In my shop, I had a Mitts & Merrill keyseater, the next to the smallest model which can cut up to a 1-1/4" keyseat 12" through the bore; not a bit like the Morrison, a single tooth cutter is pulled through a slot in the post that the work is mounted on and there is a wedge behind the cutter that both relieves the cut on the up stroke and feeds the cutter out at each subsequent cut; one cranks the feed out until a small chip is removed at each side of the cutter, then a scale is set to zero with an indicating arrow, then a hard stop is set and the ratchet pick set at whatever feed is appropriate and start and run until finished depth is reached.  Nowadays, I have broaches for ordinary work and a 6" Pratt & Whitney vertical shaper (slotter) and a slotting attachment for my B&S mill AND, I can still go back to my old shop and use the Mitts & Merrill if need be.
Since the cutter rides in a slot in the post of the keyseater, there can be no deflection of the bar as with the Morrison and chatter is unknown and the part being keyseated is always centered on its bore and not by its OD.


----------



## Wreck™Wreck (Jun 12, 2017)

benmychree said:


> In my shop, I had a Mitts & Merrill keyseater, the next to the smallest model which can cut up to a 1-1/4" keyseat 12" through the bore; not a bit like the Morrison, a single tooth cutter is pulled through a slot in the post that the work is mounted on and there is a wedge behind the cutter that both relieves the cut on the up stroke and feeds the cutter out at each subsequent cut; one cranks the feed out until a small chip is removed at each side of the cutter, then a scale is set to zero with an indicating arrow, then a hard stop is set and the ratchet pick set at whatever feed is appropriate and start and run until finished depth is reached.  Nowadays, I have broaches for ordinary work and a 6" Pratt & Whitney vertical shaper (slotter) and a slotting attachment for my B&S mill AND, I can still go back to my old shop and use the Mitts & Merrill if need be.
> Since the cutter rides in a slot in the post of the keyseater, there can be no deflection of the bar as with the Morrison and chatter is unknown and the part being keyseated is always centered on its bore and not by its OD.

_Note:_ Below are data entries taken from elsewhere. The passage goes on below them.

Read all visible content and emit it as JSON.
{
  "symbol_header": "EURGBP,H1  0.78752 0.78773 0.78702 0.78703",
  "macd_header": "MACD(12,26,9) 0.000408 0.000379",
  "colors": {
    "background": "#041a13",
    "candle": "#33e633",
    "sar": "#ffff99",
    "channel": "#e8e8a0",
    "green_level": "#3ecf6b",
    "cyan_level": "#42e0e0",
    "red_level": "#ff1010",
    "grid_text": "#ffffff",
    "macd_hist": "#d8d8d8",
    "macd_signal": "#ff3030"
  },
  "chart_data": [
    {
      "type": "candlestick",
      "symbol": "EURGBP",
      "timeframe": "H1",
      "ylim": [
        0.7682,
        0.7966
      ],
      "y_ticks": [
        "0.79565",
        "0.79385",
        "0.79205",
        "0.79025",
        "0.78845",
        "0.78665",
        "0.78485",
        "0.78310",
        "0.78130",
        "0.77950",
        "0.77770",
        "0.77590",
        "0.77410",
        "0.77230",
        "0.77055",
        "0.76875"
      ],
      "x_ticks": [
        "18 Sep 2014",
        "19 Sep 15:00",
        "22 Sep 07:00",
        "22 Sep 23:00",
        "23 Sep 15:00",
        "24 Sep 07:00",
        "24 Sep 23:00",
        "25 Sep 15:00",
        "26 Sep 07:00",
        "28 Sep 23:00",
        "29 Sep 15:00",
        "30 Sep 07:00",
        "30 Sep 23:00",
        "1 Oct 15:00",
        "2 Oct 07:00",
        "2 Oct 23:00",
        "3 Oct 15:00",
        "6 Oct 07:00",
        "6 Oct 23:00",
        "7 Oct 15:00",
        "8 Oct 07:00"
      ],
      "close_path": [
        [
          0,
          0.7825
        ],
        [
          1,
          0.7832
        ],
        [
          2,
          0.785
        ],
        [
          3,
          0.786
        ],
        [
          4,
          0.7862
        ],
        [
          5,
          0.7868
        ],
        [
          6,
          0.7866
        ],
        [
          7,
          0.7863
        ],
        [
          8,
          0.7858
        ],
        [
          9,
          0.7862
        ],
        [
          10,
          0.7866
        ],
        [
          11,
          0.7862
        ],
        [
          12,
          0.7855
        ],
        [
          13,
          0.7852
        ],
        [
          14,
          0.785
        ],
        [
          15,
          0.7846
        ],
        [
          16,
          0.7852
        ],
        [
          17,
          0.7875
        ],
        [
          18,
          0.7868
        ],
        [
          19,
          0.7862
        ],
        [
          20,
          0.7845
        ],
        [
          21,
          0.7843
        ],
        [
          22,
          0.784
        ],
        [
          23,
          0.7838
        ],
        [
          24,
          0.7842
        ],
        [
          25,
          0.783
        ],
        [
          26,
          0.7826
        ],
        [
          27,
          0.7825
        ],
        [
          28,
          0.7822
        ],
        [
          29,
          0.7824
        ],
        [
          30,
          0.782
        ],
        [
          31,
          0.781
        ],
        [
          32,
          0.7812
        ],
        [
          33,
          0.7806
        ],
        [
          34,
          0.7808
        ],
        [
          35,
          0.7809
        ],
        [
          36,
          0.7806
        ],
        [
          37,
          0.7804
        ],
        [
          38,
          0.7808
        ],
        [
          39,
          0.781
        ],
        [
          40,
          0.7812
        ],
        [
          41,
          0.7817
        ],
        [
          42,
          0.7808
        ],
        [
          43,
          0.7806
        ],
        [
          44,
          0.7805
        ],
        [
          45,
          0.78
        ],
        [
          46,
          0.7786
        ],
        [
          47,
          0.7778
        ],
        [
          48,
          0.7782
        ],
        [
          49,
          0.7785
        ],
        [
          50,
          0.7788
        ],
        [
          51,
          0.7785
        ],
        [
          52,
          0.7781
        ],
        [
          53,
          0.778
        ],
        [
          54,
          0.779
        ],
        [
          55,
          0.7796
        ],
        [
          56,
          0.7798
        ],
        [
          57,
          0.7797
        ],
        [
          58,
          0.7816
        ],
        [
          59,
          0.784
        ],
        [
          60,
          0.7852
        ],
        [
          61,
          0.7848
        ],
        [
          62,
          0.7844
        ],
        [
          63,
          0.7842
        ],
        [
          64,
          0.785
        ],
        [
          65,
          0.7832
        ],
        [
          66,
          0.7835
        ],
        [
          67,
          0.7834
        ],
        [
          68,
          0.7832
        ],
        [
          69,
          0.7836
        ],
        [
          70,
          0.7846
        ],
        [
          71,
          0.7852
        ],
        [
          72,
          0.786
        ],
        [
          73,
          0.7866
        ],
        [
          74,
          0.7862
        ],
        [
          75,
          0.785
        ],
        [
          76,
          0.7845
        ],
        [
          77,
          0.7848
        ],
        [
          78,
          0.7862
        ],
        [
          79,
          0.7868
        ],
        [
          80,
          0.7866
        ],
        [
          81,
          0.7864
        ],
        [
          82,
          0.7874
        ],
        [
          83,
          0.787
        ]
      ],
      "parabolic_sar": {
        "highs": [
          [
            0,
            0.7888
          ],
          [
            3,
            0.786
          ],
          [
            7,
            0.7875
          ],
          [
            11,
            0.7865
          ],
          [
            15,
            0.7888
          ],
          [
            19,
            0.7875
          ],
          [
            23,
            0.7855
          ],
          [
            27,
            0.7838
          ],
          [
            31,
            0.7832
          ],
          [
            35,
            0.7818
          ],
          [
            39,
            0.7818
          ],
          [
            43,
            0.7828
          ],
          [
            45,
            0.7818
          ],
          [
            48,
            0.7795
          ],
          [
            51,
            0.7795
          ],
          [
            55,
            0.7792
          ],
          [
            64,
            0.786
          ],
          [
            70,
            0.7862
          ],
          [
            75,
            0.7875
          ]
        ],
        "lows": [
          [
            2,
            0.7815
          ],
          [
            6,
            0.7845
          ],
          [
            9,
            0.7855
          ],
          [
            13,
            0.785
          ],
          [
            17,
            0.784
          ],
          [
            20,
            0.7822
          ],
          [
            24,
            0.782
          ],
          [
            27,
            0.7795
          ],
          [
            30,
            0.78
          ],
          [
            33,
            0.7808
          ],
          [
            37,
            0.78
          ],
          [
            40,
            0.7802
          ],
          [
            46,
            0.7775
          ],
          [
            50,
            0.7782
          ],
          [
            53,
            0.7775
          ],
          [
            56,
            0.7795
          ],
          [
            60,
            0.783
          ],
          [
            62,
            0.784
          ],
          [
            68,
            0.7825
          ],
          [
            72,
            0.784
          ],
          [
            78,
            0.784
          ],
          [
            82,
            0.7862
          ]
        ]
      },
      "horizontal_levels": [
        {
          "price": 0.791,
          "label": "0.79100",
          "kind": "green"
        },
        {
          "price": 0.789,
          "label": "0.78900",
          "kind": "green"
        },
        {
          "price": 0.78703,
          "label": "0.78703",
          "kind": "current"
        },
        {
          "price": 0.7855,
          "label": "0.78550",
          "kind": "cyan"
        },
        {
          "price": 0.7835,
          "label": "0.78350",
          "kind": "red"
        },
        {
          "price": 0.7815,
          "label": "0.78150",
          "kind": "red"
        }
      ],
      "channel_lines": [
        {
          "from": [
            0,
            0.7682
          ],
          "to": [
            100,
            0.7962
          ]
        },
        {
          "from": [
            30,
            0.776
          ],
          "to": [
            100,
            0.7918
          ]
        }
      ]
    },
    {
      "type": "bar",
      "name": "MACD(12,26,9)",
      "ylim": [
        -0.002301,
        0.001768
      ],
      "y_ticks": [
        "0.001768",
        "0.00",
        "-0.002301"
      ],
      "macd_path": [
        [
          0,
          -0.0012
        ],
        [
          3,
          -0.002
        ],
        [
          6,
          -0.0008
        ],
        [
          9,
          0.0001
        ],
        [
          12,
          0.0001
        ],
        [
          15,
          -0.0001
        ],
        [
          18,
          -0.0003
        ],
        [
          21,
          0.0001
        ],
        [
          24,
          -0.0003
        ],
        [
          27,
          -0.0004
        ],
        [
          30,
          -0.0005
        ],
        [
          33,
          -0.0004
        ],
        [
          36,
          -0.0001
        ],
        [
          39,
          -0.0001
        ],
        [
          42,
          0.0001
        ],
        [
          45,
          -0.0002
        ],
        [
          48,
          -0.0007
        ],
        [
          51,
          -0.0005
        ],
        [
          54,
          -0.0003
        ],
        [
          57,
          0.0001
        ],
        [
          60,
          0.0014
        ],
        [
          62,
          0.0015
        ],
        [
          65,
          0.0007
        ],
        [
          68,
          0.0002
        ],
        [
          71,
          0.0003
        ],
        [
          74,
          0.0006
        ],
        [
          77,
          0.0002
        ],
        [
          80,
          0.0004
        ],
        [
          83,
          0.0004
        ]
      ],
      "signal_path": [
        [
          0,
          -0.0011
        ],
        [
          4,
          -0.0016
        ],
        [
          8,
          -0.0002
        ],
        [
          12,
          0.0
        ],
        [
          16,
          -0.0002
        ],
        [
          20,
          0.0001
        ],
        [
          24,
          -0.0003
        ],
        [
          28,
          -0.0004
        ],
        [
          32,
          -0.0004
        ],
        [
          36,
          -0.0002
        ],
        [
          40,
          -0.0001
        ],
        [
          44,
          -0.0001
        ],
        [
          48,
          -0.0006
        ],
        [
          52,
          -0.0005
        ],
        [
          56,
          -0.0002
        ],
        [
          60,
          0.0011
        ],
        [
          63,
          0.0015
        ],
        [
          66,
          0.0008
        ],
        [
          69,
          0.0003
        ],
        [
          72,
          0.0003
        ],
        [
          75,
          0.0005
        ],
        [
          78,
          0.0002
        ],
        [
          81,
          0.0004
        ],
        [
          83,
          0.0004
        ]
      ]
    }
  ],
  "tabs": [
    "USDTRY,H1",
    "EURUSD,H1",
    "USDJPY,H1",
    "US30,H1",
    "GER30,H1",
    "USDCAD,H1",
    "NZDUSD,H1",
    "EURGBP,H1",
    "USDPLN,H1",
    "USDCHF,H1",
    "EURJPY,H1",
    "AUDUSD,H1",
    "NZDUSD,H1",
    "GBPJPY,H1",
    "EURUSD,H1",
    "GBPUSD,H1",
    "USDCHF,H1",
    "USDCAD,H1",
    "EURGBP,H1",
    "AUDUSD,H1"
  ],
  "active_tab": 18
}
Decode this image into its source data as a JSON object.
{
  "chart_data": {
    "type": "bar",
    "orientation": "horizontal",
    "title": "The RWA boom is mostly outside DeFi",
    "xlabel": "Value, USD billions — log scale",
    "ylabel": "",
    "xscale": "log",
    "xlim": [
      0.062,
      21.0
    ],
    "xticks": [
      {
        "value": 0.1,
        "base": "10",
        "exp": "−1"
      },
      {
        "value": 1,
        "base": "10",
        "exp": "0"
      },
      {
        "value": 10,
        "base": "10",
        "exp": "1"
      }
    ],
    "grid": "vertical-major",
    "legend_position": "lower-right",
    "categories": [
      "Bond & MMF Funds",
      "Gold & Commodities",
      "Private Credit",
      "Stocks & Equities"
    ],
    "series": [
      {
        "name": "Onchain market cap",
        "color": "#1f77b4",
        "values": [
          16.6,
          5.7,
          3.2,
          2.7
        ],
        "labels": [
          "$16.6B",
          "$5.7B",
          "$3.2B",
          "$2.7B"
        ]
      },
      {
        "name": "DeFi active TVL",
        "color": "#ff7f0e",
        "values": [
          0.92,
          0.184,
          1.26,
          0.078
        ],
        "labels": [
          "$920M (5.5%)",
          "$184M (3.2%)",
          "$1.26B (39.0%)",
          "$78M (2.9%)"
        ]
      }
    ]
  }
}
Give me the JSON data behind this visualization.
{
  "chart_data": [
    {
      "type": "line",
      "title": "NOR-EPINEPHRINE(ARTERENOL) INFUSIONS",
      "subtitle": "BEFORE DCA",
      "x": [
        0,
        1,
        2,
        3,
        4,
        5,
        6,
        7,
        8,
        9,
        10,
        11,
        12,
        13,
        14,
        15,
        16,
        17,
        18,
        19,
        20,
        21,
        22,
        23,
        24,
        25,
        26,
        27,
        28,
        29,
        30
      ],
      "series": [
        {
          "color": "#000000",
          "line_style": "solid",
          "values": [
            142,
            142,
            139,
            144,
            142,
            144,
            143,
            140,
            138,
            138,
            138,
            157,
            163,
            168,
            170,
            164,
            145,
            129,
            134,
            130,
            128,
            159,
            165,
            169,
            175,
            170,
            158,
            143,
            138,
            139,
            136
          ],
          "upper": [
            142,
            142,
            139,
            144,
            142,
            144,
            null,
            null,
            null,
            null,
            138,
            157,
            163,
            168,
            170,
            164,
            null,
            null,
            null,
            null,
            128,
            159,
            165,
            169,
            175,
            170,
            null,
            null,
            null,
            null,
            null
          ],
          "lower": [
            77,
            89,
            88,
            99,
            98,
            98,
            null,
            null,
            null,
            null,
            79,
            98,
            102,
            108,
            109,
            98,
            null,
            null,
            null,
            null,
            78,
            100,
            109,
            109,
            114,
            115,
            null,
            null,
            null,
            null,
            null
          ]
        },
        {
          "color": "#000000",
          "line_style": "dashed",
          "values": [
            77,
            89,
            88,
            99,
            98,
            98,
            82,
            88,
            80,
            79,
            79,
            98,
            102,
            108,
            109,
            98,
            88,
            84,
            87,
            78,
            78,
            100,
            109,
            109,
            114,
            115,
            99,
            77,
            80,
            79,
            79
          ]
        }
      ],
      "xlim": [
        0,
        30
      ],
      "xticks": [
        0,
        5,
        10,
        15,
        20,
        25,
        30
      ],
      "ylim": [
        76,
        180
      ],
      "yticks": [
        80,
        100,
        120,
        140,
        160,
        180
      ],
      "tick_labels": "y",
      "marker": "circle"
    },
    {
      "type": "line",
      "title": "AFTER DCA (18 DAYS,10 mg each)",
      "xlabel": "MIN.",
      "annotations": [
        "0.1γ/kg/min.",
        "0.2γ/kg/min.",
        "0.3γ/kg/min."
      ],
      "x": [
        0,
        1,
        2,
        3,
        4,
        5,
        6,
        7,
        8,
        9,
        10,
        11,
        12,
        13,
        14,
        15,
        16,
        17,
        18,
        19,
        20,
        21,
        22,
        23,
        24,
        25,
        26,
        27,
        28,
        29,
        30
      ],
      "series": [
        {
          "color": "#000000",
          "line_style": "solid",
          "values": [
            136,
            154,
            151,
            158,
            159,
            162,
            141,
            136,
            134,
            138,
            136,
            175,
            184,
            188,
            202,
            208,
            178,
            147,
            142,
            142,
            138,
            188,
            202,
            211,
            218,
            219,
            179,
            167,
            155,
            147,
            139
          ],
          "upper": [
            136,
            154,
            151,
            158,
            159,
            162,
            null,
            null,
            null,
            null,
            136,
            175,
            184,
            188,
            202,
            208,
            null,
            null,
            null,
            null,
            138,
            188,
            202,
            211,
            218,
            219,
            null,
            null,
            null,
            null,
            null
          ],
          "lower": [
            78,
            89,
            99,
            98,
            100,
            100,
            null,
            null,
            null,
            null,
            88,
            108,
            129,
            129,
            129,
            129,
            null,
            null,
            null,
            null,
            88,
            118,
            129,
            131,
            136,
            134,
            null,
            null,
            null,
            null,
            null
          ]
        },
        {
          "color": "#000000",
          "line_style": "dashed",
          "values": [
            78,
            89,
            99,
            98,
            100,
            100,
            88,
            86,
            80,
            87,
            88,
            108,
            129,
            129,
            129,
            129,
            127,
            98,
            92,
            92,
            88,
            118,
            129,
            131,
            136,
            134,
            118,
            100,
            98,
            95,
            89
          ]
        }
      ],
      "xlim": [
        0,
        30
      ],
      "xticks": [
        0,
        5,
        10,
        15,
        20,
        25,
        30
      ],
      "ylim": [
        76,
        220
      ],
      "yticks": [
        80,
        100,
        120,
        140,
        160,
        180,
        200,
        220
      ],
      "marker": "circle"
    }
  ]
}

Sounds like a better way to me, I hate that Morrison a good deal.


----------



## benmychree (Jun 12, 2017)

I think the only good point of the Morrison is that it uses tool bits for cutters, much cheaper than the M&M, but I was able to find a lot of cutters cheaply at a used machine tool dealer that I knew well, and I had bought the machine from him, knowing that as tooling came along I'd be first in line for it.  Another thing I did not mention is that the way parts are located by their bores, the ends of the part do not have to be even faced off.  The biggest models that they made could cut, I think, 4" wide keyseats 4 ft. through.  The shop that I apprenticed had one that could cut 2" wide X 24" through


----------